Okay, so I should divide the loss, so I don’t have “exploding gradients”? So my training loop is fine, is it just the loss is too large, causing the gradient magnitudes to increase to a point where the model does not learn anything?

ptrblck · November 30, 2020, 5:03pm

That would be one possible approach, the other one would be to lower the learning rate.

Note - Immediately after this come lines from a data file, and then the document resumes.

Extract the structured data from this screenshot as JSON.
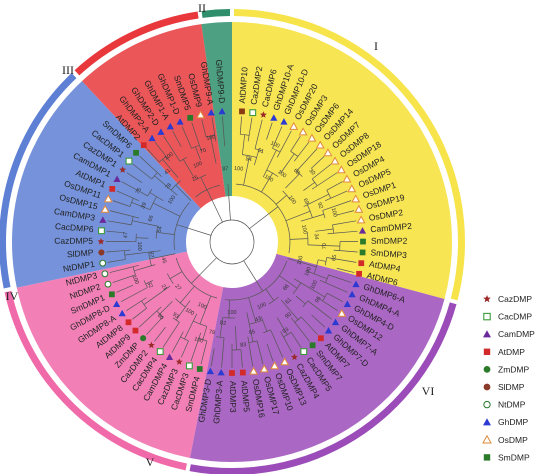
{
  "colors": {
    "I": "#f7e44a",
    "II": "#2f8f6d",
    "III": "#e8383c",
    "IV": "#5d7fd4",
    "V": "#f06aa9",
    "VI": "#9b4cb8",
    "star": "#9b2a2a",
    "square_open": "#3a9a3a",
    "tri_purple": "#6a2a9b",
    "square_red": "#d22a2a",
    "circle_green": "#2a7a2a",
    "circle_brown": "#8a3a2a",
    "tri_blue": "#2a3ad2",
    "tri_open": "#e08a3a",
    "square_green": "#2a7a2a"
  },
  "clades": [
    {
      "id": "I",
      "label": "I"
    },
    {
      "id": "II",
      "label": "II"
    },
    {
      "id": "III",
      "label": "III"
    },
    {
      "id": "IV",
      "label": "IV"
    },
    {
      "id": "V",
      "label": "V"
    },
    {
      "id": "VI",
      "label": "VI"
    }
  ],
  "leaves": [
    {
      "name": "AtDMP10",
      "marker": "square_brown"
    },
    {
      "name": "CazDMP2",
      "marker": "square_open"
    },
    {
      "name": "CacDMP6",
      "marker": "star"
    },
    {
      "name": "GhDMP10-A",
      "marker": "tri_blue"
    },
    {
      "name": "GhDMP10-D",
      "marker": "tri_blue"
    },
    {
      "name": "OsDMP20",
      "marker": "tri_open"
    },
    {
      "name": "OsDMP3",
      "marker": "tri_open"
    },
    {
      "name": "OsDMP6",
      "marker": "tri_open"
    },
    {
      "name": "OsDMP14",
      "marker": "tri_open"
    },
    {
      "name": "OsDMP7",
      "marker": "tri_open"
    },
    {
      "name": "OsDMP8",
      "marker": "tri_open"
    },
    {
      "name": "OsDMP18",
      "marker": "tri_open"
    },
    {
      "name": "OsDMP4",
      "marker": "tri_open"
    },
    {
      "name": "OsDMP5",
      "marker": "tri_open"
    },
    {
      "name": "OsDMP1",
      "marker": "tri_open"
    },
    {
      "name": "OsDMP19",
      "marker": "tri_open"
    },
    {
      "name": "OsDMP2",
      "marker": "tri_open"
    },
    {
      "name": "CamDMP2",
      "marker": "tri_purple"
    },
    {
      "name": "SmDMP2",
      "marker": "square_green"
    },
    {
      "name": "SmDMP3",
      "marker": "square_green"
    },
    {
      "name": "AtDMP4",
      "marker": "square_red"
    },
    {
      "name": "AtDMP6",
      "marker": "square_red"
    },
    {
      "name": "GhDMP6-A",
      "marker": "tri_blue"
    },
    {
      "name": "GhDMP4-A",
      "marker": "tri_blue"
    },
    {
      "name": "GhDMP4-D",
      "marker": "tri_blue"
    },
    {
      "name": "OsDMP12",
      "marker": "tri_open"
    },
    {
      "name": "GhDMP7-A",
      "marker": "tri_blue"
    },
    {
      "name": "GhDMP7-D",
      "marker": "tri_blue"
    },
    {
      "name": "AtDMP7",
      "marker": "square_red"
    },
    {
      "name": "SmDMP7",
      "marker": "square_green"
    },
    {
      "name": "CacDMP5",
      "marker": "square_open"
    },
    {
      "name": "CazDMP4",
      "marker": "star"
    },
    {
      "name": "OsDMP13",
      "marker": "tri_open"
    },
    {
      "name": "OsDMP10",
      "marker": "tri_open"
    },
    {
      "name": "OsDMP17",
      "marker": "tri_open"
    },
    {
      "name": "OsDMP16",
      "marker": "tri_open"
    },
    {
      "name": "AtDMP5",
      "marker": "square_red"
    },
    {
      "name": "AtDMP3",
      "marker": "square_red"
    },
    {
      "name": "GhDMP3-A",
      "marker": "tri_blue"
    },
    {
      "name": "GhDMP3-D",
      "marker": "tri_blue"
    },
    {
      "name": "SmDMP4",
      "marker": "square_green"
    },
    {
      "name": "CacDMP3",
      "marker": "square_open"
    },
    {
      "name": "CazDMP3",
      "marker": "star"
    },
    {
      "name": "CamDMP4",
      "marker": "tri_purple"
    },
    {
      "name": "CacDMP4",
      "marker": "square_open"
    },
    {
      "name": "CazDMP2",
      "marker": "star"
    },
    {
      "name": "ZmDMP",
      "marker": "circle_green"
    },
    {
      "name": "AtDMP9",
      "marker": "square_red"
    },
    {
      "name": "AtDMP8",
      "marker": "square_red"
    },
    {
      "name": "GhDMP8-A",
      "marker": "tri_blue"
    },
    {
      "name": "GhDMP8-D",
      "marker": "tri_blue"
    },
    {
      "name": "SmDMP1",
      "marker": "square_green"
    },
    {
      "name": "NtDMP2",
      "marker": "circle_open"
    },
    {
      "name": "NtDMP3",
      "marker": "circle_open"
    },
    {
      "name": "NtDMP1",
      "marker": "circle_open"
    },
    {
      "name": "SlDMP",
      "marker": "circle_brown"
    },
    {
      "name": "CazDMP5",
      "marker": "star"
    },
    {
      "name": "CacDMP6",
      "marker": "square_open"
    },
    {
      "name": "CamDMP3",
      "marker": "tri_purple"
    },
    {
      "name": "OsDMP15",
      "marker": "tri_open"
    },
    {
      "name": "OsDMP11",
      "marker": "tri_open"
    },
    {
      "name": "AtDMP1",
      "marker": "square_red"
    },
    {
      "name": "CamDMP1",
      "marker": "tri_purple"
    },
    {
      "name": "CazDMP1",
      "marker": "star"
    },
    {
      "name": "CacDMP1",
      "marker": "square_open"
    },
    {
      "name": "SmDMP6",
      "marker": "square_green"
    },
    {
      "name": "AtDMP2",
      "marker": "square_red"
    },
    {
      "name": "GhDMP2-A",
      "marker": "tri_blue"
    },
    {
      "name": "GhDMP2-D",
      "marker": "tri_blue"
    },
    {
      "name": "GhDMP1-A",
      "marker": "tri_blue"
    },
    {
      "name": "GhDMP1-D",
      "marker": "tri_blue"
    },
    {
      "name": "SmDMP5",
      "marker": "square_green"
    },
    {
      "name": "OsDMP9",
      "marker": "tri_open"
    },
    {
      "name": "GhDMP9-A",
      "marker": "tri_blue"
    },
    {
      "name": "GhDMP9-D",
      "marker": "tri_blue"
    }
  ],
  "bootstrap": [
    "100",
    "54",
    "51",
    "100",
    "100",
    "100",
    "68",
    "30",
    "100",
    "69",
    "92",
    "100",
    "100",
    "34",
    "70",
    "65",
    "100",
    "100",
    "100",
    "95",
    "66",
    "61",
    "90",
    "93",
    "100",
    "43",
    "55",
    "83",
    "100",
    "82",
    "79",
    "100",
    "100",
    "100",
    "93",
    "60",
    "27",
    "21",
    "32",
    "100",
    "45",
    "87",
    "100",
    "47",
    "54",
    "66",
    "39",
    "75",
    "100",
    "78",
    "41",
    "100",
    "25",
    "100",
    "70",
    "100",
    "87"
  ],
  "legend": [
    {
      "label": "CazDMP",
      "marker": "star"
    },
    {
      "label": "CacDMP",
      "marker": "square_open"
    },
    {
      "label": "CamDMP",
      "marker": "tri_purple"
    },
    {
      "label": "AtDMP",
      "marker": "square_red"
    },
    {
      "label": "ZmDMP",
      "marker": "circle_green"
    },
    {
      "label": "SlDMP",
      "marker": "circle_brown"
    },
    {
      "label": "NtDMP",
      "marker": "circle_open"
    },
    {
      "label": "GhDMP",
      "marker": "tri_blue"
    },
    {
      "label": "OsDMP",
      "marker": "tri_open"
    },
    {
      "label": "SmDMP",
      "marker": "square_green"
    }
  ]
}
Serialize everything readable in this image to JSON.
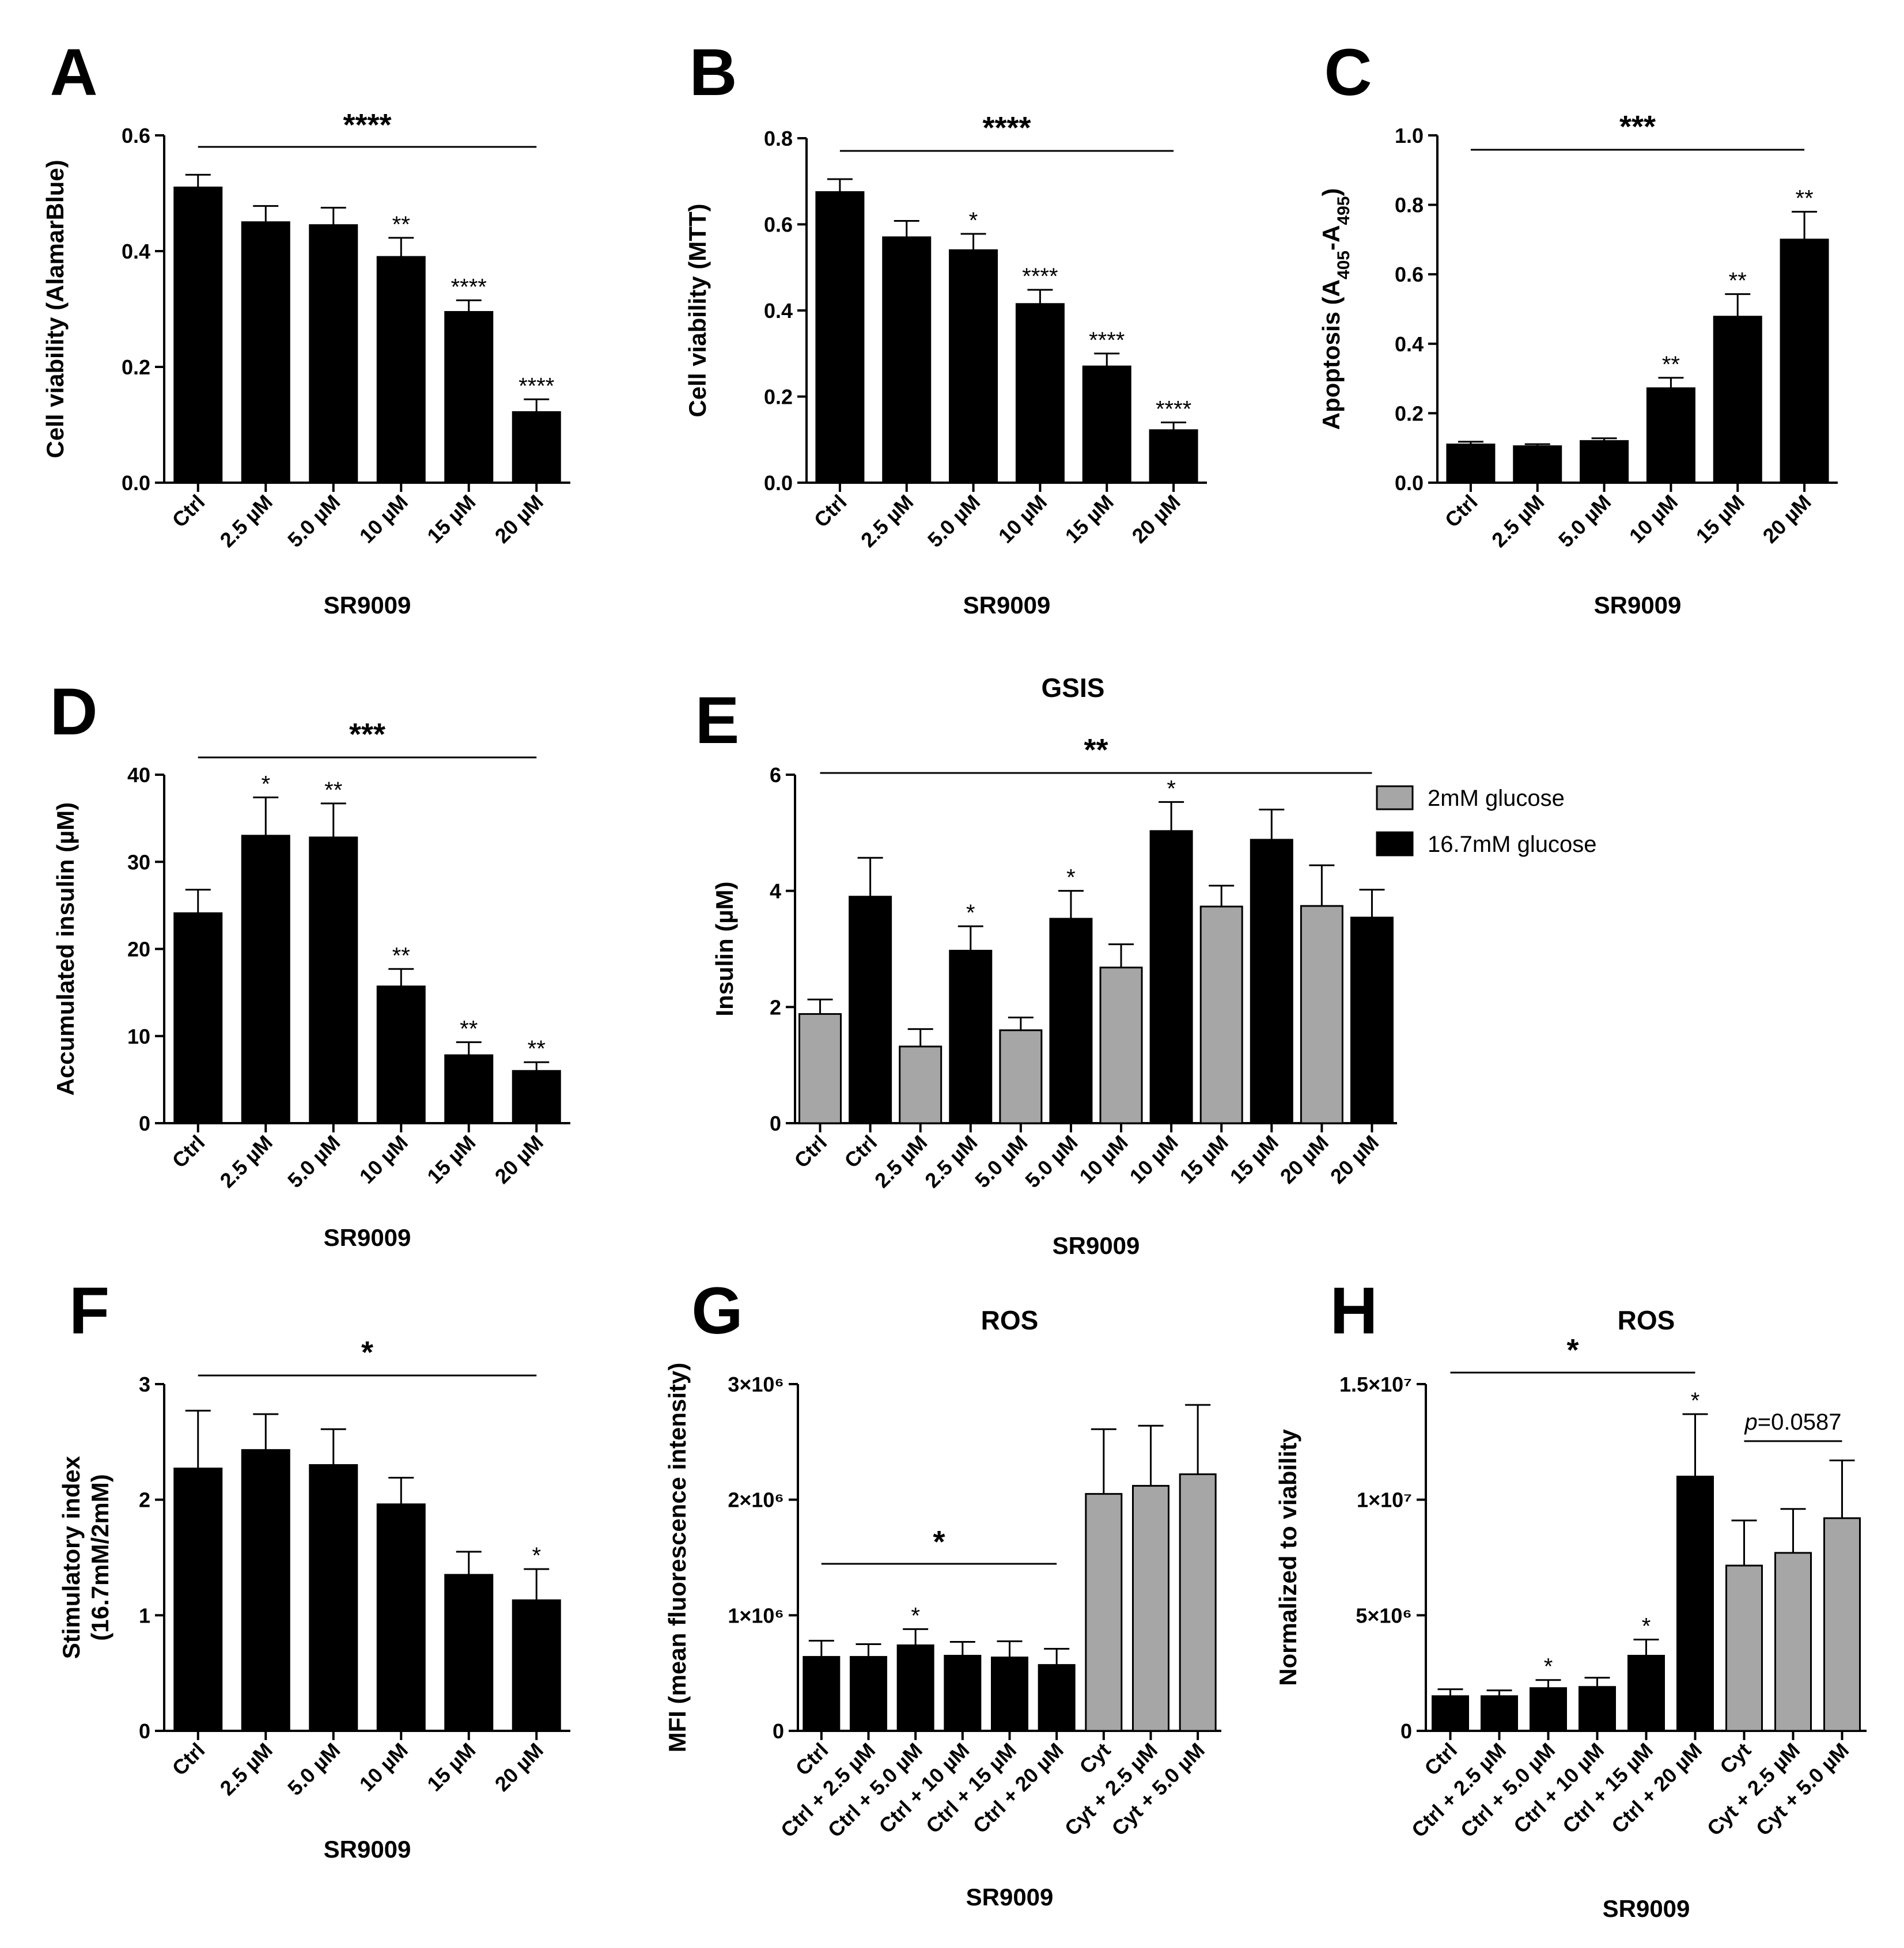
{
  "chart_data": [
    {
      "panel": "A",
      "type": "bar",
      "title": "",
      "xlabel": "SR9009",
      "ylabel": "Cell viability (AlamarBlue)",
      "ylim": [
        0,
        0.6
      ],
      "yticks": [
        "0.0",
        "0.2",
        "0.4",
        "0.6"
      ],
      "ytick_values": [
        0,
        0.2,
        0.4,
        0.6
      ],
      "categories": [
        "Ctrl",
        "2.5 µM",
        "5.0 µM",
        "10 µM",
        "15 µM",
        "20 µM"
      ],
      "values": [
        0.51,
        0.45,
        0.445,
        0.39,
        0.295,
        0.122
      ],
      "errors": [
        0.022,
        0.028,
        0.03,
        0.033,
        0.02,
        0.022
      ],
      "colors": [
        "#000000",
        "#000000",
        "#000000",
        "#000000",
        "#000000",
        "#000000"
      ],
      "bar_labels": [
        "",
        "",
        "",
        "**",
        "****",
        "****"
      ],
      "bracket": {
        "label": "****",
        "from": 0,
        "to": 5
      }
    },
    {
      "panel": "B",
      "type": "bar",
      "title": "",
      "xlabel": "SR9009",
      "ylabel": "Cell viability (MTT)",
      "ylim": [
        0,
        0.8
      ],
      "yticks": [
        "0.0",
        "0.2",
        "0.4",
        "0.6",
        "0.8"
      ],
      "ytick_values": [
        0,
        0.2,
        0.4,
        0.6,
        0.8
      ],
      "categories": [
        "Ctrl",
        "2.5 µM",
        "5.0 µM",
        "10 µM",
        "15 µM",
        "20 µM"
      ],
      "values": [
        0.675,
        0.57,
        0.54,
        0.415,
        0.27,
        0.122
      ],
      "errors": [
        0.03,
        0.038,
        0.038,
        0.033,
        0.03,
        0.018
      ],
      "colors": [
        "#000000",
        "#000000",
        "#000000",
        "#000000",
        "#000000",
        "#000000"
      ],
      "bar_labels": [
        "",
        "",
        "*",
        "****",
        "****",
        "****"
      ],
      "bracket": {
        "label": "****",
        "from": 0,
        "to": 5
      }
    },
    {
      "panel": "C",
      "type": "bar",
      "title": "",
      "xlabel": "SR9009",
      "ylabel": "Apoptosis (A405-A495)",
      "ylim": [
        0,
        1.0
      ],
      "yticks": [
        "0.0",
        "0.2",
        "0.4",
        "0.6",
        "0.8",
        "1.0"
      ],
      "ytick_values": [
        0,
        0.2,
        0.4,
        0.6,
        0.8,
        1.0
      ],
      "categories": [
        "Ctrl",
        "2.5 µM",
        "5.0 µM",
        "10 µM",
        "15 µM",
        "20 µM"
      ],
      "values": [
        0.11,
        0.105,
        0.12,
        0.272,
        0.478,
        0.7
      ],
      "errors": [
        0.008,
        0.006,
        0.008,
        0.03,
        0.065,
        0.08
      ],
      "colors": [
        "#000000",
        "#000000",
        "#000000",
        "#000000",
        "#000000",
        "#000000"
      ],
      "bar_labels": [
        "",
        "",
        "",
        "**",
        "**",
        "**"
      ],
      "bracket": {
        "label": "***",
        "from": 0,
        "to": 5
      }
    },
    {
      "panel": "D",
      "type": "bar",
      "title": "",
      "xlabel": "SR9009",
      "ylabel": "Accumulated insulin (µM)",
      "ylim": [
        0,
        40
      ],
      "yticks": [
        "0",
        "10",
        "20",
        "30",
        "40"
      ],
      "ytick_values": [
        0,
        10,
        20,
        30,
        40
      ],
      "categories": [
        "Ctrl",
        "2.5 µM",
        "5.0 µM",
        "10 µM",
        "15 µM",
        "20 µM"
      ],
      "values": [
        24.1,
        33.0,
        32.8,
        15.7,
        7.8,
        6.0
      ],
      "errors": [
        2.7,
        4.4,
        3.9,
        2.0,
        1.5,
        1.0
      ],
      "colors": [
        "#000000",
        "#000000",
        "#000000",
        "#000000",
        "#000000",
        "#000000"
      ],
      "bar_labels": [
        "",
        "*",
        "**",
        "**",
        "**",
        "**"
      ],
      "bracket": {
        "label": "***",
        "from": 0,
        "to": 5
      }
    },
    {
      "panel": "E",
      "type": "bar",
      "title": "GSIS",
      "xlabel": "SR9009",
      "ylabel": "Insulin (µM)",
      "ylim": [
        0,
        6
      ],
      "yticks": [
        "0",
        "2",
        "4",
        "6"
      ],
      "ytick_values": [
        0,
        2,
        4,
        6
      ],
      "categories": [
        "Ctrl",
        "Ctrl",
        "2.5 µM",
        "2.5 µM",
        "5.0 µM",
        "5.0 µM",
        "10 µM",
        "10 µM",
        "15 µM",
        "15 µM",
        "20 µM",
        "20 µM"
      ],
      "values": [
        1.88,
        3.9,
        1.32,
        2.97,
        1.6,
        3.52,
        2.68,
        5.03,
        3.73,
        4.88,
        3.74,
        3.54
      ],
      "errors": [
        0.25,
        0.67,
        0.3,
        0.42,
        0.22,
        0.48,
        0.4,
        0.5,
        0.36,
        0.52,
        0.7,
        0.48
      ],
      "colors": [
        "#a6a6a6",
        "#000000",
        "#a6a6a6",
        "#000000",
        "#a6a6a6",
        "#000000",
        "#a6a6a6",
        "#000000",
        "#a6a6a6",
        "#000000",
        "#a6a6a6",
        "#000000"
      ],
      "bar_labels": [
        "",
        "",
        "",
        "*",
        "",
        "*",
        "",
        "*",
        "",
        "",
        "",
        ""
      ],
      "bracket": {
        "label": "**",
        "from": 0,
        "to": 11
      },
      "legend": [
        {
          "label": "2mM glucose",
          "color": "#a6a6a6"
        },
        {
          "label": "16.7mM glucose",
          "color": "#000000"
        }
      ]
    },
    {
      "panel": "F",
      "type": "bar",
      "title": "",
      "xlabel": "SR9009",
      "ylabel": "Stimulatory index (16.7mM/2mM)",
      "ylim": [
        0,
        3
      ],
      "yticks": [
        "0",
        "1",
        "2",
        "3"
      ],
      "ytick_values": [
        0,
        1,
        2,
        3
      ],
      "categories": [
        "Ctrl",
        "2.5 µM",
        "5.0 µM",
        "10 µM",
        "15 µM",
        "20 µM"
      ],
      "values": [
        2.27,
        2.43,
        2.3,
        1.96,
        1.35,
        1.13
      ],
      "errors": [
        0.5,
        0.31,
        0.31,
        0.23,
        0.2,
        0.27
      ],
      "colors": [
        "#000000",
        "#000000",
        "#000000",
        "#000000",
        "#000000",
        "#000000"
      ],
      "bar_labels": [
        "",
        "",
        "",
        "",
        "",
        "*"
      ],
      "bracket": {
        "label": "*",
        "from": 0,
        "to": 5
      }
    },
    {
      "panel": "G",
      "type": "bar",
      "title": "ROS",
      "xlabel": "SR9009",
      "ylabel": "MFI (mean fluorescence intensity)",
      "ylim": [
        0,
        3000000
      ],
      "yticks": [
        "0",
        "1×10⁶",
        "2×10⁶",
        "3×10⁶"
      ],
      "ytick_values": [
        0,
        1000000,
        2000000,
        3000000
      ],
      "categories": [
        "Ctrl",
        "Ctrl + 2.5 µM",
        "Ctrl + 5.0 µM",
        "Ctrl + 10 µM",
        "Ctrl + 15 µM",
        "Ctrl + 20 µM",
        "Cyt",
        "Cyt + 2.5 µM",
        "Cyt + 5.0 µM"
      ],
      "values": [
        640000,
        640000,
        740000,
        650000,
        635000,
        570000,
        2050000,
        2120000,
        2220000
      ],
      "errors": [
        140000,
        110000,
        140000,
        120000,
        140000,
        140000,
        560000,
        520000,
        600000
      ],
      "colors": [
        "#000000",
        "#000000",
        "#000000",
        "#000000",
        "#000000",
        "#000000",
        "#a6a6a6",
        "#a6a6a6",
        "#a6a6a6"
      ],
      "bar_labels": [
        "",
        "",
        "*",
        "",
        "",
        "",
        "",
        "",
        ""
      ],
      "bracket": {
        "label": "*",
        "from": 0,
        "to": 5
      }
    },
    {
      "panel": "H",
      "type": "bar",
      "title": "ROS",
      "xlabel": "SR9009",
      "ylabel": "Normalized to viability",
      "ylim": [
        0,
        15000000
      ],
      "yticks": [
        "0",
        "5×10⁶",
        "1×10⁷",
        "1.5×10⁷"
      ],
      "ytick_values": [
        0,
        5000000,
        10000000,
        15000000
      ],
      "categories": [
        "Ctrl",
        "Ctrl + 2.5 µM",
        "Ctrl + 5.0 µM",
        "Ctrl + 10 µM",
        "Ctrl + 15 µM",
        "Ctrl + 20 µM",
        "Cyt",
        "Cyt + 2.5 µM",
        "Cyt + 5.0 µM"
      ],
      "values": [
        1500000,
        1500000,
        1850000,
        1900000,
        3250000,
        11000000,
        7150000,
        7700000,
        9200000
      ],
      "errors": [
        300000,
        250000,
        350000,
        400000,
        700000,
        2700000,
        1950000,
        1900000,
        2500000
      ],
      "colors": [
        "#000000",
        "#000000",
        "#000000",
        "#000000",
        "#000000",
        "#000000",
        "#a6a6a6",
        "#a6a6a6",
        "#a6a6a6"
      ],
      "bar_labels": [
        "",
        "",
        "*",
        "",
        "*",
        "*",
        "",
        "",
        ""
      ],
      "bracket": {
        "label": "*",
        "from": 0,
        "to": 5
      },
      "bracket2": {
        "label_italic": "p",
        "label_rest": "=0.0587",
        "from": 6,
        "to": 8
      }
    }
  ]
}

Stanley_C · November 30, 2020, 6:28pm

I tried scaling my inputs between -1 and 1, and then dividing the loss by a bit, (although it is still in the 6 digits). I still see gradient explosions, later in the neural network. Should I try to future scale down the loss and should I try gradient clipping if that doesn’t work?
Example:

coordReconstruction_layer.0.10.bias tensor([  29565.5938,  107157.0859, -415445.0000,  -52302.0312, -174125.9688,
          91306.4375,  178269.4062, -365361.7500,  573210.0000,  207930.5625,
         -18185.3281,   58567.1094, -360612.0625,  128182.8359,   29353.1719,
        -199463.4062,  -17777.7500, -110101.8203, -532024.7500,  160549.6250,
        -576055.6875,  189424.9844,  157812.2344, -245538.3906,   85801.1406,
         176016.4375,  224826.5312,   23766.4766, -619454.1875, -294117.7500,
        -325290.5312,   60833.8672, -107854.8438,  -57861.6602, -264200.2500,
          83863.8906,  172188.1406,  385307.7500, -346806.8125,  108188.7266,
         440669.6250,  -97171.9609, -602740.8125,  129569.0156, -736367.2500,
          20825.3438,  -35092.2891,   22432.6875, -297975.8438, -282776.5938,
         226446.8125,   77869.7969,  -57261.6875, -323141.1875,  362888.2500,
        -118788.5781,   48330.5234, -223928.7188,  507906.5000,  -31208.7812,
        -106249.6562,  274496.8750, -547059.8750,  354355.5000],
       device='cuda:0')
coordReconstruction_layer.1.0.weight tensor([[[[ 1.2466e+06]],

         [[ 1.6526e+06]],

         [[ 5.6299e+06]],

         [[ 3.0220e+06]],

ptrblck · December 1, 2020, 5:02am

Yes, I would try to compare the gradient stats to a working model (e.g. use your model in a standard classification use case and just plot the gradients magnitudes for a few iterations/epochs).
I don’t know why your loss is that large, but from my naive point of view the gradient values look too large to allow a proper training (disclaimer: I’m not a researcher, so take it with a grain of salt).